一方、車両Qが速度vで車間距離を一定に保ちながら走行しており、車両Qが干渉地点Xを通過する時刻txが干渉時間tの間の場合において、図22(B)に示すように先行車Rが干渉地点Xを通過していた場合は、可変車間時間h~を次式により算出する。
h~=(tp
end-tnow)+β-(h+Lsafe/v-La/v) ・・・(17)
これにより、図22(C)に示すように、車両Pが干渉地点Xを通過した後で車両Qが干渉地点Xを通過するので干渉が回避される。このように、目標車間距離Ldesが、先行車Rと干渉地点Xとの位置関係に応じて変化する可変車間時間h~により決定されるため、先行車Rとの車間距離を適切に保ちつつ、干渉地点Xにおいて他の車両7との干渉を回避することができる。
なお、上記各実施形態では、管制システム1が車両7を管制する例について説明したが、管制システム1の管制対象は車両7に限られず、移動体であればどのようなものであってもよい。移動体には歩行者、自転車、オートバイ、車いす、キックボード、船舶、及びドローン等の飛行体が含まれる。
以上、実施の形態を用いて本発明について説明したが、本発明は実施の形態に記載の範囲には限定されない。本発明の要旨を逸脱しない範囲で実施の形態に多様な変更または改良を加えることができ、当該変更または改良を加えた形態も本発明の技術的範囲に含まれる。例えば、本発明の要旨を逸脱しない範囲で処理の順序を変更してもよい。
実施の形態では、一例として管制装置10における管制処理、及び自動運転車両7Aにおける走行制御処理をソフトウェアで実現する形態について説明したが、図12及び図19に示したフローチャートと同等の処理を、例えばASIC(Application Specific Integrated Circuit)、FPGA(Field Programmable Gate Array)、またはPLD(Programmable Logic Device)に実装し、ハードウェアで処理させるようにしてもよい。この場合、各々の処理をソフトウェアで実現した場合と比較して、処理の高速化が図られる。
このように、管制装置10のCPU31や車両7の制御装置におけるCPU41を例えばASIC、FPGA、PLD、GPU(Graphics Processing Unit)、及びFPU(Floating Point Unit)といった特定の処理に特化した専用のプロセッサに置き換えてもよい。
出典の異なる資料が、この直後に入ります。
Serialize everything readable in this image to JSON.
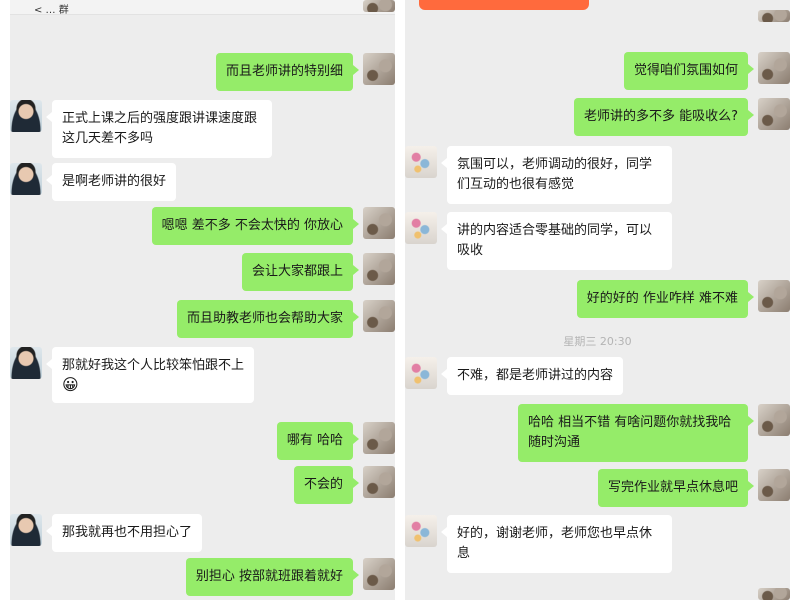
{
  "left": {
    "header_text": "< … 群",
    "messages": [
      {
        "from": "self",
        "text": "而且老师讲的特别细"
      },
      {
        "from": "other",
        "text": "正式上课之后的强度跟讲课速度跟这几天差不多吗"
      },
      {
        "from": "other",
        "text": "是啊老师讲的很好"
      },
      {
        "from": "self",
        "text": "嗯嗯 差不多 不会太快的 你放心"
      },
      {
        "from": "self",
        "text": "会让大家都跟上"
      },
      {
        "from": "self",
        "text": "而且助教老师也会帮助大家"
      },
      {
        "from": "other",
        "text": "那就好我这个人比较笨怕跟不上",
        "emoji": "😀"
      },
      {
        "from": "self",
        "text": "哪有 哈哈"
      },
      {
        "from": "self",
        "text": "不会的"
      },
      {
        "from": "other",
        "text": "那我就再也不用担心了"
      },
      {
        "from": "self",
        "text": "别担心 按部就班跟着就好"
      }
    ]
  },
  "right": {
    "messages": [
      {
        "from": "self",
        "text": "觉得咱们氛围如何"
      },
      {
        "from": "self",
        "text": "老师讲的多不多 能吸收么?"
      },
      {
        "from": "other",
        "text": "氛围可以，老师调动的很好，同学们互动的也很有感觉"
      },
      {
        "from": "other",
        "text": "讲的内容适合零基础的同学，可以吸收"
      },
      {
        "from": "self",
        "text": "好的好的 作业咋样 难不难"
      },
      {
        "from": "other",
        "text": "不难，都是老师讲过的内容"
      },
      {
        "from": "self",
        "text": "哈哈 相当不错  有啥问题你就找我哈随时沟通"
      },
      {
        "from": "self",
        "text": "写完作业就早点休息吧"
      },
      {
        "from": "other",
        "text": "好的，谢谢老师，老师您也早点休息"
      }
    ],
    "timestamp": "星期三 20:30"
  },
  "colors": {
    "outgoing_bubble": "#95ec69",
    "incoming_bubble": "#ffffff",
    "chat_background": "#ededed",
    "timestamp_text": "#b4b4b4"
  },
  "icons": {
    "self_avatar": "avatar-image",
    "left_contact_avatar": "boy-photo-avatar",
    "right_contact_avatar": "flower-avatar"
  }
}
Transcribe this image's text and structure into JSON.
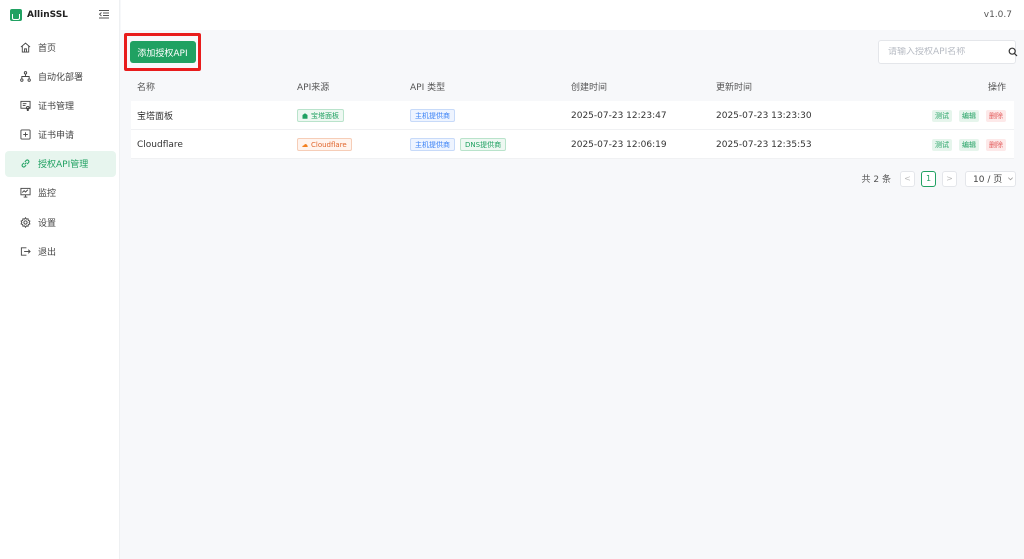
{
  "app": {
    "name": "AllinSSL",
    "version": "v1.0.7"
  },
  "sidebar": {
    "items": [
      {
        "label": "首页",
        "icon": "home-icon",
        "active": false
      },
      {
        "label": "自动化部署",
        "icon": "workflow-icon",
        "active": false
      },
      {
        "label": "证书管理",
        "icon": "certificate-icon",
        "active": false
      },
      {
        "label": "证书申请",
        "icon": "add-box-icon",
        "active": false
      },
      {
        "label": "授权API管理",
        "icon": "link-icon",
        "active": true
      },
      {
        "label": "监控",
        "icon": "monitor-icon",
        "active": false
      },
      {
        "label": "设置",
        "icon": "gear-icon",
        "active": false
      },
      {
        "label": "退出",
        "icon": "logout-icon",
        "active": false
      }
    ]
  },
  "toolbar": {
    "add_label": "添加授权API",
    "search_placeholder": "请输入授权API名称"
  },
  "table": {
    "columns": [
      "名称",
      "API来源",
      "API 类型",
      "创建时间",
      "更新时间",
      "操作"
    ],
    "rows": [
      {
        "name": "宝塔面板",
        "source": "宝塔面板",
        "types": [
          "主机提供商"
        ],
        "created": "2025-07-23 12:23:47",
        "updated": "2025-07-23 13:23:30"
      },
      {
        "name": "Cloudflare",
        "source": "Cloudflare",
        "types": [
          "主机提供商",
          "DNS提供商"
        ],
        "created": "2025-07-23 12:06:19",
        "updated": "2025-07-23 12:35:53"
      }
    ],
    "actions": {
      "test": "测试",
      "edit": "编辑",
      "delete": "删除"
    }
  },
  "pagination": {
    "total": "共 2 条",
    "prev": "<",
    "current": "1",
    "next": ">",
    "page_size": "10 / 页"
  },
  "colors": {
    "brand": "#20a162",
    "danger": "#e35a5a",
    "highlight": "#e81c1c"
  }
}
また、実施の形態における管制装置10のCPU31や車両7の制御装置におけるCPU41の動作は、それぞれ1つのCPU31及びCPU41によって実現される形態の他、複数のCPU31及び複数のCPU41によって実現されてもよい。更に、実施の形態における管制装置10のCPU31や車両7の制御装置におけるCPU41の動作は、それぞれ物理的に離れた位置に存在するコンピュータ30におけるCPU31やコンピュータ40におけるCPU41の協働によって実現されるものであってもよい。
また、上述した実施の形態では、管制装置10のCPU31が読み込む管制プログラムがROM32にインストールされ、車両7の制御装置におけるCPU41が読み込む制御プログラムがROM42にインストールされている形態について説明したが、これに限定されるものではない。本発明に係る管制プログラム及び制御プログラムは、コンピュータで読み取り可能な記憶媒体に記録された形態で提供することも可能である。例えば管制プログラム及び制御プログラムを、CD(Compact Disc)-ROM、またはDVD(Digital Versatile Disc)-ROM等の光ディスクに記録した形態で提供してもよい。また、管制プログラム及び制御プログラムをUSB(Universal Serial Bus)メモリやメモリカード等の可搬型の半導体メモリに記録した形態で提供してもよい。
更に、管制装置10及び車両7の制御装置は、通信網5に接続される外部装置からそれぞれ管制プログラム及び制御プログラムをダウンロードするようにしてもよい。